Before I tried dskchk and Recuva, I used WinRaR to open the USBC file and it said the file doesn't exist. I've tried renaming it too and it were still n't existing. Only the command prompt found it:

Yet more, that _Self folder just had a ascargo folder. That ascargo folder was open in Sublime Text (a workspace), so maybe that could be the issue?

Now I doubt I can really recover the content, but lucky it was just an experiment... I'd like to know how that happens.

1 Answers1

1

I have seen this on multiple occasions and have been looking for a solution for years. I think I have one now. If you actually look at the USBC sector you'll find you can decode it as a USB command block. And also that these sector cause following sectors to shift. Oh, and it is not a virus, nor has it got anything to do with any virus.

Here's an example I have which is interesting for more than one reason, which I will explain in a minute:

enter image description here

Two things:

  1. We see the USBC sector plus an NTFS boot sector. If we decode the NTFS boot sector you'll learn that it 'thinks' it is at LBA 63 while it is in fact at LBA 64.

  2. The USBC sector can be decoded as USB command block!

enter image description here

In my case it would decode to something like "write 16 sectors starting with LBA 63" (2Ah is write command).

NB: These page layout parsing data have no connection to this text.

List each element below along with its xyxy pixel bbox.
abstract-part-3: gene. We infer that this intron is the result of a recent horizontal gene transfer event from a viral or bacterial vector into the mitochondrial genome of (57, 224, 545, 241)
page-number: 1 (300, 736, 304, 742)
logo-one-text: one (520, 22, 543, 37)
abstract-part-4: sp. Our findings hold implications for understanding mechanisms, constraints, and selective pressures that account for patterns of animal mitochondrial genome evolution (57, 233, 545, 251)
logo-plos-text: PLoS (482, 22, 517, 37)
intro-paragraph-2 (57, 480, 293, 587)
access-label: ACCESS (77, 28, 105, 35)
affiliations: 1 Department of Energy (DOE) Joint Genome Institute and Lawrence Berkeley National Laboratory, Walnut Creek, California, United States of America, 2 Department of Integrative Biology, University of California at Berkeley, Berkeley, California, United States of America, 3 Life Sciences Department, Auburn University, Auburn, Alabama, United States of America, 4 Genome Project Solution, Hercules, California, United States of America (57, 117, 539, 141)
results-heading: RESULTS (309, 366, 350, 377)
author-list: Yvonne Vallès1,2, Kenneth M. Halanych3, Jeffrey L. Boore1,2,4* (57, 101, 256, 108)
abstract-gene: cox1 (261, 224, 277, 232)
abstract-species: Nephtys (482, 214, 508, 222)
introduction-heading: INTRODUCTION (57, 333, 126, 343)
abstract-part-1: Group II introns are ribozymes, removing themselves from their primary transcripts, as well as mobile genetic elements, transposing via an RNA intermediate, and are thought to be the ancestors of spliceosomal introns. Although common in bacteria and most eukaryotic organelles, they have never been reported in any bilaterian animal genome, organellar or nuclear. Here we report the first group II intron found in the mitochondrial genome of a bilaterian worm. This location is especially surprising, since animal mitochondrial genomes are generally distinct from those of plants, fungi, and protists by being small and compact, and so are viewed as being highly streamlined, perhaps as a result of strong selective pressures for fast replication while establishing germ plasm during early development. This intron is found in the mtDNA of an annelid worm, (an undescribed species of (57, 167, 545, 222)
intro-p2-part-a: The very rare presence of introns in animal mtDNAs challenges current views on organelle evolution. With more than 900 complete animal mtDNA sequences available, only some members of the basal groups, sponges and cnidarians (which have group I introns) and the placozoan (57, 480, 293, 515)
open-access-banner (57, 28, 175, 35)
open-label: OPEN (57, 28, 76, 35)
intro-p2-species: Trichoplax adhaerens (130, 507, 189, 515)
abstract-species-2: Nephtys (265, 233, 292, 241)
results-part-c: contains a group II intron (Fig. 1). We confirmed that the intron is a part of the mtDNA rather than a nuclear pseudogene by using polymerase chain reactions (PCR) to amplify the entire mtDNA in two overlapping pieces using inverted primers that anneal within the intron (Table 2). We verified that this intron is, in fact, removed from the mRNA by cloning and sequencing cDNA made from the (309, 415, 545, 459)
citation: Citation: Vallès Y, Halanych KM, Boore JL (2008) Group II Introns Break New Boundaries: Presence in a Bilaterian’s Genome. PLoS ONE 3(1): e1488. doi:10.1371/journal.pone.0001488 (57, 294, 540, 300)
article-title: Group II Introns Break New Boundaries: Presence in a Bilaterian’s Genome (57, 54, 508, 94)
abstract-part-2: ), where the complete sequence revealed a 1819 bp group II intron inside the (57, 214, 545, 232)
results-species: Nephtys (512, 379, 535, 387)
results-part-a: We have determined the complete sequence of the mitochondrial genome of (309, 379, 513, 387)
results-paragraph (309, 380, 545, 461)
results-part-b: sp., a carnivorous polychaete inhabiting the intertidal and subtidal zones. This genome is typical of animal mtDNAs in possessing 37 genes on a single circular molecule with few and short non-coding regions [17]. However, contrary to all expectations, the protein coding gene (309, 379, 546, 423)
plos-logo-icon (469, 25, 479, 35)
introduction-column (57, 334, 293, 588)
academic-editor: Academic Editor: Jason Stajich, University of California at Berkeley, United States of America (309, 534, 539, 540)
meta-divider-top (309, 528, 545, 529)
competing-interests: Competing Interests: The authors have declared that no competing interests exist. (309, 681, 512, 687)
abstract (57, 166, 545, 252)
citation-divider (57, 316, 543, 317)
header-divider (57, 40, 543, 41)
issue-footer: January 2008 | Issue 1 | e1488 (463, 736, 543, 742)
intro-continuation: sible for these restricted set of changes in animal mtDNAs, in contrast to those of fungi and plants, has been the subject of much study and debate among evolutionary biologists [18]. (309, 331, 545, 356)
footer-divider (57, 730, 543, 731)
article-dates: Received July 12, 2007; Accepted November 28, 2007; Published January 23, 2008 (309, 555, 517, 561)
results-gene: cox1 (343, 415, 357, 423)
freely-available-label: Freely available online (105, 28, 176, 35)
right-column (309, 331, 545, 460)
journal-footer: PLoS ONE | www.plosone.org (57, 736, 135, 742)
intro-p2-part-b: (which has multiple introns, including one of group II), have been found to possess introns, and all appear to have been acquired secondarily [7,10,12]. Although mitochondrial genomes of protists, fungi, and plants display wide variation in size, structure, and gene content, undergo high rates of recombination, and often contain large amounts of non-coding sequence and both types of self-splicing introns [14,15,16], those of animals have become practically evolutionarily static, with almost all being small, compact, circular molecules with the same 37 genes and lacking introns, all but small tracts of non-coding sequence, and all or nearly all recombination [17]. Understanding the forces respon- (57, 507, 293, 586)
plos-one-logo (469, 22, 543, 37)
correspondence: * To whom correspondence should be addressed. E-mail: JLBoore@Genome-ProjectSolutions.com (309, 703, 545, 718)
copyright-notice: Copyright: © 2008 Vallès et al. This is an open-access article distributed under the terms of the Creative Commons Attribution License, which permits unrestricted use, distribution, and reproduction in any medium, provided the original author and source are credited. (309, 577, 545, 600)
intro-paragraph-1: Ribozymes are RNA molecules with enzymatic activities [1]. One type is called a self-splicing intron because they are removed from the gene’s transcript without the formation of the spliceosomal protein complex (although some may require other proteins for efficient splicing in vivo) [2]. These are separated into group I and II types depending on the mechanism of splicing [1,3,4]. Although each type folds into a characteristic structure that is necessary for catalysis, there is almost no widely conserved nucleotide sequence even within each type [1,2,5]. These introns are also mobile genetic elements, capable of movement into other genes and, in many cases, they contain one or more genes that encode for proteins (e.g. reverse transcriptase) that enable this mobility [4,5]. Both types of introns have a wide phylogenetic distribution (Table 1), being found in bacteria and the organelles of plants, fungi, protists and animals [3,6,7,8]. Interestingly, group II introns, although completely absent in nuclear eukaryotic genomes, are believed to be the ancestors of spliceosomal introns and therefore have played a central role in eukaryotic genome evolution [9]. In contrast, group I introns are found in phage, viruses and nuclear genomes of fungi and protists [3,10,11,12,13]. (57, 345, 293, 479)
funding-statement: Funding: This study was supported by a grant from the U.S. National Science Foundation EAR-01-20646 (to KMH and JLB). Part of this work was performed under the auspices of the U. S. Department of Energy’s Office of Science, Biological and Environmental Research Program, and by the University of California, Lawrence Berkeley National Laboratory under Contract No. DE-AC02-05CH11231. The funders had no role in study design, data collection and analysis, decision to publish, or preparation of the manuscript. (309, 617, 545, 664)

So, my analysis is, for some reason (no idea really) the USB command block ends up being written to the drive, but more importantly, it 'shifts' data following it by one LBA sector. So the USBC sector is inserted rather than overwriting a sector.

On this same drive I found several other 'USBC' sectors that all resulted in sector shift. If these occur in visible places, like in my example very close to the boot sector or in OP example in a directory we actually notice then. However these sectors may also occur inside user data (we only would discover it by opening the file in a hex editor) or perhaps in unallocated disk space. I guess USBC cases, sometimes it's assumed they're result of a virus, we can find on the internet, may be a tip of the iceberg. Perhaps some cases that are deemed unrecoverable are in fact caused by this very issue.

These shifts have consequences depending on where they occur as in a file system data is addressed by cluster numbers versus a certain offset. This explains why the file system fails, but also why file recovery software fails. Both fail for the exact same reason. To properly address clusters we need to take the shifts into account:

n = number of USBC sectors inserted prior to current cluster. fs_ofs = file system offset (LBA address) cl_factor = sectors per cluster

Cluster to LBA conversion should be LBA = fs_ofs + (cluster * cl_factor) + n

An easier way of dealing with the issue I found is imaging the drive and simply skip all 'USBC sectors'. Advantage of that is that all file recovery software that is capable of working with dd type disk images can be used to recover data.